What Are The Social Determinants of Health?
Written by Isabel Vasquez RD, LDN
In the media, health is often discussed as an individual endeavor. Our eating and exercise habits are held up as the most important things when it comes to health.
While focusing on these behaviors can be important not just to prevent and treat disease but also to feel good in our bodies, it leaves out an important piece of the discussion–the social determinants of health (SODH).
In this blog, learn what the SODH are, how they impact health, and the harms of leaving them out of health conversations.
What Are The Social Determinants Of Health?
The U.S. Department of Health and Human Services (USDHHS) defines the SODH as “the conditions in the environments where people are born, live, learn, work, play, worship, and age that affect a wide range of health, functioning, and quality-of-life outcomes and risks.”
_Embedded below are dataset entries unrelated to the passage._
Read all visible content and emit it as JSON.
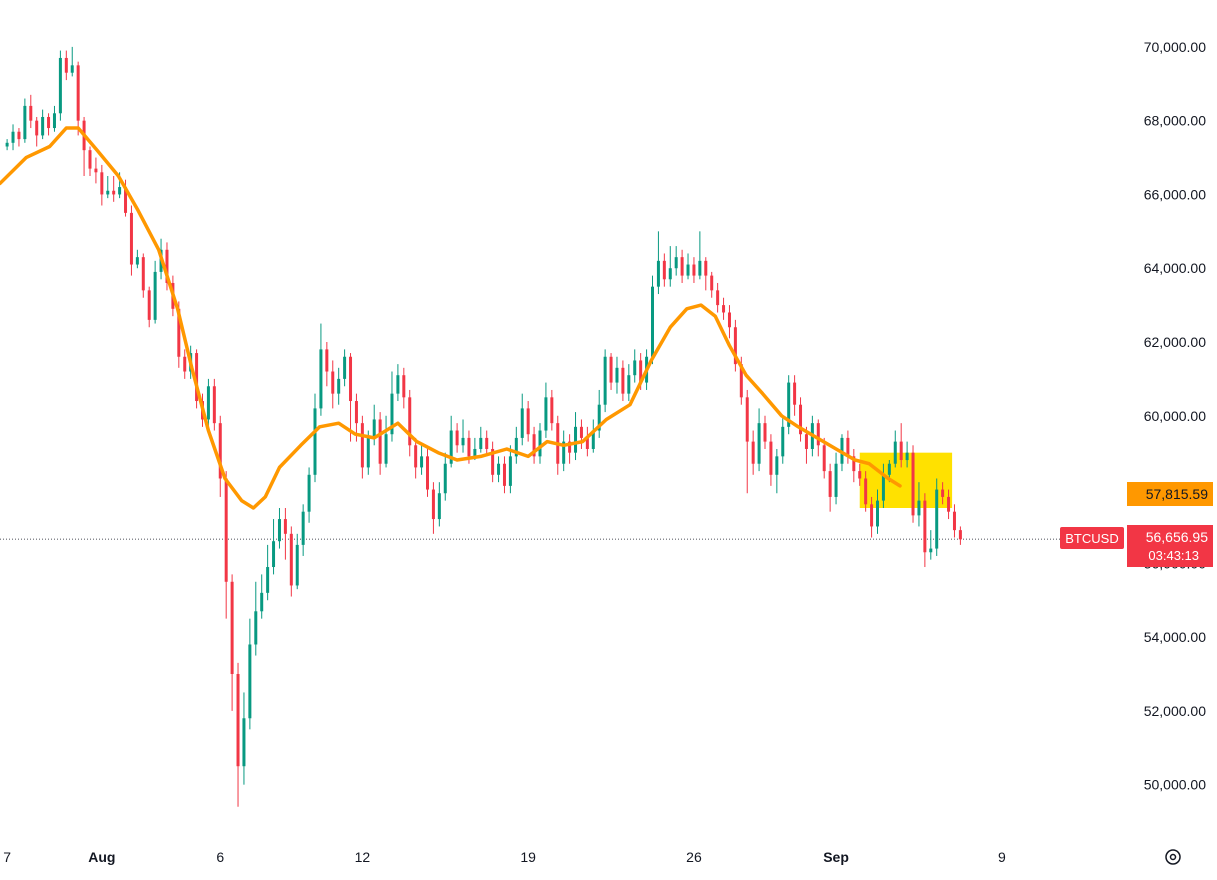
{
  "chart_data": {
    "type": "candlestick",
    "symbol": "BTCUSD",
    "y_ticks": [
      "70,000.00",
      "68,000.00",
      "66,000.00",
      "64,000.00",
      "62,000.00",
      "60,000.00",
      "58,000.00",
      "56,000.00",
      "54,000.00",
      "52,000.00",
      "50,000.00"
    ],
    "y_tick_values": [
      70000,
      68000,
      66000,
      64000,
      62000,
      60000,
      58000,
      56000,
      54000,
      52000,
      50000
    ],
    "x_ticks": [
      {
        "label": "7",
        "day": -3,
        "bold": false
      },
      {
        "label": "Aug",
        "day": 1,
        "bold": true
      },
      {
        "label": "6",
        "day": 6,
        "bold": false
      },
      {
        "label": "12",
        "day": 12,
        "bold": false
      },
      {
        "label": "19",
        "day": 19,
        "bold": false
      },
      {
        "label": "26",
        "day": 26,
        "bold": false
      },
      {
        "label": "Sep",
        "day": 32,
        "bold": true
      },
      {
        "label": "9",
        "day": 39,
        "bold": false
      }
    ],
    "ylim": [
      48500,
      71000
    ],
    "xlim_days": [
      -3.3,
      44.2
    ],
    "colors": {
      "up": "#089981",
      "down": "#f23645",
      "ma": "#ff9800",
      "highlight": "#ffe100",
      "last_price": "#f23645"
    },
    "moving_average": {
      "value_label": "57,815.59",
      "points": [
        [
          -3.3,
          66300
        ],
        [
          -2.2,
          67000
        ],
        [
          -1.2,
          67300
        ],
        [
          -0.5,
          67800
        ],
        [
          0,
          67800
        ],
        [
          0.8,
          67200
        ],
        [
          1.7,
          66500
        ],
        [
          2.5,
          65600
        ],
        [
          3.4,
          64500
        ],
        [
          4.2,
          62900
        ],
        [
          4.8,
          61300
        ],
        [
          5.5,
          59600
        ],
        [
          6.2,
          58300
        ],
        [
          6.9,
          57700
        ],
        [
          7.4,
          57500
        ],
        [
          7.9,
          57800
        ],
        [
          8.5,
          58600
        ],
        [
          9.4,
          59200
        ],
        [
          10.2,
          59700
        ],
        [
          11.0,
          59800
        ],
        [
          11.7,
          59500
        ],
        [
          12.5,
          59400
        ],
        [
          13.5,
          59800
        ],
        [
          14.3,
          59300
        ],
        [
          15.2,
          59000
        ],
        [
          16.0,
          58800
        ],
        [
          17.0,
          58900
        ],
        [
          18.1,
          59100
        ],
        [
          19.0,
          58900
        ],
        [
          19.8,
          59300
        ],
        [
          20.5,
          59200
        ],
        [
          21.3,
          59300
        ],
        [
          22.3,
          59900
        ],
        [
          23.3,
          60300
        ],
        [
          24.2,
          61500
        ],
        [
          25.0,
          62400
        ],
        [
          25.7,
          62900
        ],
        [
          26.3,
          63000
        ],
        [
          26.9,
          62700
        ],
        [
          27.5,
          61900
        ],
        [
          28.2,
          61100
        ],
        [
          28.9,
          60600
        ],
        [
          29.7,
          60000
        ],
        [
          30.4,
          59700
        ],
        [
          31.2,
          59400
        ],
        [
          32.0,
          59100
        ],
        [
          32.8,
          58800
        ],
        [
          33.4,
          58700
        ],
        [
          34.2,
          58300
        ],
        [
          34.7,
          58100
        ]
      ]
    },
    "highlight_zone": {
      "day_start": 33.0,
      "day_end": 36.9,
      "low": 57500,
      "high": 59000
    },
    "last_price": {
      "value": 56656.95,
      "label": "56,656.95",
      "timer": "03:43:13"
    },
    "candles": [
      [
        -3.0,
        67300,
        67400,
        67500,
        67200
      ],
      [
        -2.75,
        67400,
        67700,
        67900,
        67200
      ],
      [
        -2.5,
        67700,
        67500,
        67800,
        67300
      ],
      [
        -2.25,
        67500,
        68400,
        68600,
        67400
      ],
      [
        -2.0,
        68400,
        68000,
        68700,
        67800
      ],
      [
        -1.75,
        68000,
        67600,
        68100,
        67300
      ],
      [
        -1.5,
        67600,
        68100,
        68300,
        67500
      ],
      [
        -1.25,
        68100,
        67800,
        68200,
        67600
      ],
      [
        -1.0,
        67800,
        68200,
        68400,
        67700
      ],
      [
        -0.75,
        68200,
        69700,
        69900,
        68000
      ],
      [
        -0.5,
        69700,
        69300,
        69900,
        69100
      ],
      [
        -0.25,
        69300,
        69500,
        70000,
        69200
      ],
      [
        0.0,
        69500,
        68000,
        69600,
        67600
      ],
      [
        0.25,
        68000,
        67200,
        68100,
        66500
      ],
      [
        0.5,
        67200,
        66700,
        67300,
        66500
      ],
      [
        0.75,
        66700,
        66600,
        67000,
        66300
      ],
      [
        1.0,
        66600,
        66000,
        66800,
        65700
      ],
      [
        1.25,
        66000,
        66100,
        66500,
        65900
      ],
      [
        1.5,
        66100,
        66000,
        66500,
        65800
      ],
      [
        1.75,
        66000,
        66200,
        66600,
        65900
      ],
      [
        2.0,
        66200,
        65500,
        66400,
        65400
      ],
      [
        2.25,
        65500,
        64100,
        65700,
        63800
      ],
      [
        2.5,
        64100,
        64300,
        64500,
        64000
      ],
      [
        2.75,
        64300,
        63400,
        64400,
        63200
      ],
      [
        3.0,
        63400,
        62600,
        63500,
        62400
      ],
      [
        3.25,
        62600,
        63900,
        64200,
        62500
      ],
      [
        3.5,
        63900,
        64500,
        64800,
        63700
      ],
      [
        3.75,
        64500,
        63600,
        64700,
        63400
      ],
      [
        4.0,
        63600,
        62900,
        63800,
        62700
      ],
      [
        4.25,
        62900,
        61600,
        63100,
        61300
      ],
      [
        4.5,
        61600,
        61200,
        61800,
        61000
      ],
      [
        4.75,
        61200,
        61700,
        61900,
        61000
      ],
      [
        5.0,
        61700,
        60400,
        61800,
        60200
      ],
      [
        5.25,
        60400,
        59900,
        60600,
        59700
      ],
      [
        5.5,
        59900,
        60800,
        61000,
        59700
      ],
      [
        5.75,
        60800,
        59800,
        61000,
        59600
      ],
      [
        6.0,
        59800,
        58300,
        60000,
        57800
      ],
      [
        6.25,
        58300,
        55500,
        58500,
        54500
      ],
      [
        6.5,
        55500,
        53000,
        55700,
        52000
      ],
      [
        6.75,
        53000,
        50500,
        53300,
        49400
      ],
      [
        7.0,
        50500,
        51800,
        52500,
        50000
      ],
      [
        7.25,
        51800,
        53800,
        54500,
        51500
      ],
      [
        7.5,
        53800,
        54700,
        55500,
        53500
      ],
      [
        7.75,
        54700,
        55200,
        55700,
        54500
      ],
      [
        8.0,
        55200,
        55900,
        56500,
        55000
      ],
      [
        8.25,
        55900,
        56600,
        57200,
        55700
      ],
      [
        8.5,
        56600,
        57200,
        57500,
        56400
      ],
      [
        8.75,
        57200,
        56800,
        57500,
        56100
      ],
      [
        9.0,
        56800,
        55400,
        57000,
        55100
      ],
      [
        9.25,
        55400,
        56500,
        56800,
        55300
      ],
      [
        9.5,
        56500,
        57400,
        57600,
        56200
      ],
      [
        9.75,
        57400,
        58400,
        58600,
        57100
      ],
      [
        10.0,
        58400,
        60200,
        60600,
        58200
      ],
      [
        10.25,
        60200,
        61800,
        62500,
        60000
      ],
      [
        10.5,
        61800,
        61200,
        62000,
        60800
      ],
      [
        10.75,
        61200,
        60600,
        61500,
        60200
      ],
      [
        11.0,
        60600,
        61000,
        61300,
        60300
      ],
      [
        11.25,
        61000,
        61600,
        61800,
        60800
      ],
      [
        11.5,
        61600,
        60400,
        61700,
        59300
      ],
      [
        11.75,
        60400,
        59800,
        60600,
        59300
      ],
      [
        12.0,
        59800,
        58600,
        60000,
        58300
      ],
      [
        12.25,
        58600,
        59400,
        59600,
        58400
      ],
      [
        12.5,
        59400,
        59900,
        60300,
        59200
      ],
      [
        12.75,
        59900,
        58700,
        60100,
        58400
      ],
      [
        13.0,
        58700,
        59500,
        60000,
        58600
      ],
      [
        13.25,
        59500,
        60600,
        61200,
        59300
      ],
      [
        13.5,
        60600,
        61100,
        61400,
        60400
      ],
      [
        13.75,
        61100,
        60500,
        61300,
        60200
      ],
      [
        14.0,
        60500,
        59200,
        60700,
        58900
      ],
      [
        14.25,
        59200,
        58600,
        59400,
        58300
      ],
      [
        14.5,
        58600,
        58900,
        59200,
        58400
      ],
      [
        14.75,
        58900,
        58000,
        59100,
        57800
      ],
      [
        15.0,
        58000,
        57200,
        58200,
        56800
      ],
      [
        15.25,
        57200,
        57900,
        58200,
        57000
      ],
      [
        15.5,
        57900,
        58700,
        59000,
        57700
      ],
      [
        15.75,
        58700,
        59600,
        60000,
        58600
      ],
      [
        16.0,
        59600,
        59200,
        59800,
        59000
      ],
      [
        16.25,
        59200,
        59400,
        59900,
        59000
      ],
      [
        16.5,
        59400,
        58900,
        59600,
        58700
      ],
      [
        16.75,
        58900,
        59100,
        59400,
        58800
      ],
      [
        17.0,
        59100,
        59400,
        59700,
        59000
      ],
      [
        17.25,
        59400,
        59100,
        59600,
        58900
      ],
      [
        17.5,
        59100,
        58400,
        59300,
        58200
      ],
      [
        17.75,
        58400,
        58700,
        58900,
        58200
      ],
      [
        18.0,
        58700,
        58100,
        58900,
        57900
      ],
      [
        18.25,
        58100,
        58900,
        59200,
        57900
      ],
      [
        18.5,
        58900,
        59400,
        59700,
        58700
      ],
      [
        18.75,
        59400,
        60200,
        60600,
        59200
      ],
      [
        19.0,
        60200,
        59500,
        60400,
        59300
      ],
      [
        19.25,
        59500,
        58900,
        59700,
        58700
      ],
      [
        19.5,
        58900,
        59600,
        59800,
        58700
      ],
      [
        19.75,
        59600,
        60500,
        60900,
        59400
      ],
      [
        20.0,
        60500,
        59800,
        60700,
        59600
      ],
      [
        20.25,
        59800,
        58700,
        60000,
        58400
      ],
      [
        20.5,
        58700,
        59300,
        59600,
        58500
      ],
      [
        20.75,
        59300,
        59000,
        59500,
        58700
      ],
      [
        21.0,
        59000,
        59700,
        60100,
        58800
      ],
      [
        21.25,
        59700,
        59400,
        59900,
        59100
      ],
      [
        21.5,
        59400,
        59100,
        59700,
        58900
      ],
      [
        21.75,
        59100,
        59600,
        59900,
        59000
      ],
      [
        22.0,
        59600,
        60300,
        60700,
        59400
      ],
      [
        22.25,
        60300,
        61600,
        61800,
        60100
      ],
      [
        22.5,
        61600,
        60900,
        61700,
        60700
      ],
      [
        22.75,
        60900,
        61300,
        61600,
        60600
      ],
      [
        23.0,
        61300,
        60600,
        61500,
        60400
      ],
      [
        23.25,
        60600,
        61100,
        61400,
        60400
      ],
      [
        23.5,
        61100,
        61500,
        61800,
        60900
      ],
      [
        23.75,
        61500,
        60900,
        61700,
        60700
      ],
      [
        24.0,
        60900,
        61600,
        61800,
        60700
      ],
      [
        24.25,
        61600,
        63500,
        63800,
        61400
      ],
      [
        24.5,
        63500,
        64200,
        65000,
        63300
      ],
      [
        24.75,
        64200,
        63700,
        64400,
        63500
      ],
      [
        25.0,
        63700,
        64000,
        64600,
        63500
      ],
      [
        25.25,
        64000,
        64300,
        64600,
        63800
      ],
      [
        25.5,
        64300,
        63800,
        64500,
        63600
      ],
      [
        25.75,
        63800,
        64100,
        64400,
        63700
      ],
      [
        26.0,
        64100,
        63800,
        64300,
        63600
      ],
      [
        26.25,
        63800,
        64200,
        65000,
        63700
      ],
      [
        26.5,
        64200,
        63800,
        64300,
        63400
      ],
      [
        26.75,
        63800,
        63400,
        63900,
        63200
      ],
      [
        27.0,
        63400,
        63000,
        63600,
        62800
      ],
      [
        27.25,
        63000,
        62800,
        63200,
        62600
      ],
      [
        27.5,
        62800,
        62400,
        63000,
        62100
      ],
      [
        27.75,
        62400,
        61400,
        62600,
        61200
      ],
      [
        28.0,
        61400,
        60500,
        61600,
        60300
      ],
      [
        28.25,
        60500,
        59300,
        60700,
        57900
      ],
      [
        28.5,
        59300,
        58700,
        59600,
        58400
      ],
      [
        28.75,
        58700,
        59800,
        60200,
        58500
      ],
      [
        29.0,
        59800,
        59300,
        60000,
        59100
      ],
      [
        29.25,
        59300,
        58400,
        59500,
        58100
      ],
      [
        29.5,
        58400,
        58900,
        59100,
        57900
      ],
      [
        29.75,
        58900,
        59700,
        60000,
        58700
      ],
      [
        30.0,
        59700,
        60900,
        61100,
        59500
      ],
      [
        30.25,
        60900,
        60300,
        61100,
        60000
      ],
      [
        30.5,
        60300,
        59500,
        60500,
        59300
      ],
      [
        30.75,
        59500,
        59100,
        59700,
        58700
      ],
      [
        31.0,
        59100,
        59800,
        60000,
        58900
      ],
      [
        31.25,
        59800,
        59200,
        59900,
        58900
      ],
      [
        31.5,
        59200,
        58500,
        59400,
        58300
      ],
      [
        31.75,
        58500,
        57800,
        58700,
        57400
      ],
      [
        32.0,
        57800,
        58700,
        59000,
        57600
      ],
      [
        32.25,
        58700,
        59400,
        59500,
        58500
      ],
      [
        32.5,
        59400,
        58900,
        59600,
        58700
      ],
      [
        32.75,
        58900,
        58500,
        59100,
        58200
      ],
      [
        33.0,
        58500,
        58300,
        58700,
        58100
      ],
      [
        33.25,
        58300,
        57600,
        58500,
        57400
      ],
      [
        33.5,
        57600,
        57000,
        57800,
        56700
      ],
      [
        33.75,
        57000,
        57700,
        58000,
        56800
      ],
      [
        34.0,
        57700,
        58400,
        58700,
        57500
      ],
      [
        34.25,
        58400,
        58700,
        58800,
        58200
      ],
      [
        34.5,
        58700,
        59300,
        59600,
        58600
      ],
      [
        34.75,
        59300,
        58800,
        59800,
        58600
      ],
      [
        35.0,
        58800,
        59000,
        59300,
        58600
      ],
      [
        35.25,
        59000,
        57300,
        59200,
        57100
      ],
      [
        35.5,
        57300,
        57700,
        58200,
        57000
      ],
      [
        35.75,
        57700,
        56300,
        57900,
        55900
      ],
      [
        36.0,
        56300,
        56400,
        56900,
        56100
      ],
      [
        36.25,
        56400,
        58000,
        58300,
        56200
      ],
      [
        36.5,
        58000,
        57800,
        58200,
        57600
      ],
      [
        36.75,
        57800,
        57400,
        58000,
        57200
      ],
      [
        37.0,
        57400,
        56900,
        57600,
        56700
      ],
      [
        37.25,
        56900,
        56650,
        57000,
        56500
      ]
    ]
  }
}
They group them into five domains:
Economic stability
Education access and quality
Healthcare access and quality
Neighborhood and built environment
Social and community context
Each of these domains branches out into more specific subcategories.
The government has a Healthy People initiative that sets population-level goals for various public health issues. There are specific goals within Healthy People 2030 (the current iteration of the Healthy People initiative) that address each domain of the SODH.
For example, a current goal of Healthy People 2030 under the “health care access and quality” domain is “reduce the proportion of people who can’t get prescription medicines when they need them”, and one under the “social and community context” domain is "reduce bullying of transgender students”.
These are just two examples of dozens of goals set based on public health concerns related to the SODH.
Ultimately, the SDOH invites us to zoom out to look at someone’s overall life and how bigger, systemic factors impact their health.
How Do The Social Determinants Of Health Impact Health?
Education alone isn’t going to change people’s health.
Someone can have all the nutrition education in the world, but that doesn’t mean they’ll have access to grocery stores that offer a variety of health-promoting foods or that they are in a financial position to afford a variety of foods.
Health is so multi-faceted. It isn’t just about our individual behaviors; it’s about so many other factors captured by the SODH.
When we place the blame on individuals for their health issues we are potentially neglecting the larger factors impacting their health.
The Social Determinants of Health for Latines
As Latines, we are disproportionately affected by various aspects of the SDOH including community gun violence, discrimination, lower college enrollment, food insecurity, and poor access to primary care, per the USDHHS.
Yet we often hear our cultural foods being blamed for health disparities in our Latine community. Putting this in perspective is key to understanding the statistics we see about chronic disease rates–like diabetes and high cholesterol– in our communities.
We need to center the social determinants of health in health and wellness conversations.
Being able to purchase and prioritize a variety of nutritious, culturally relevant foods is often a privilege in our society. It takes financial stability, proximity to a well-stocked grocery store, and transportation.
Furthermore, there are so many other factors that impact someone’s health besides food and nutrition, such as exposure to environmental toxins, racism, and health care access. When we leave these systemic factors out of conversations about health, we aren’t doing people justice.
Unfortunately, we see this manifest as healthism (which we cover in depth in another blog), defined by Robert Crawford as, “the preoccupation with personal health as a primary—often the primary—focus for the definition and achievement of well-being; a goal which is to be attained primarily through the modification of life styles.”
By learning about the SODH, we can see that health is multifaceted, complex, and related to a lot more than just our individual behaviors.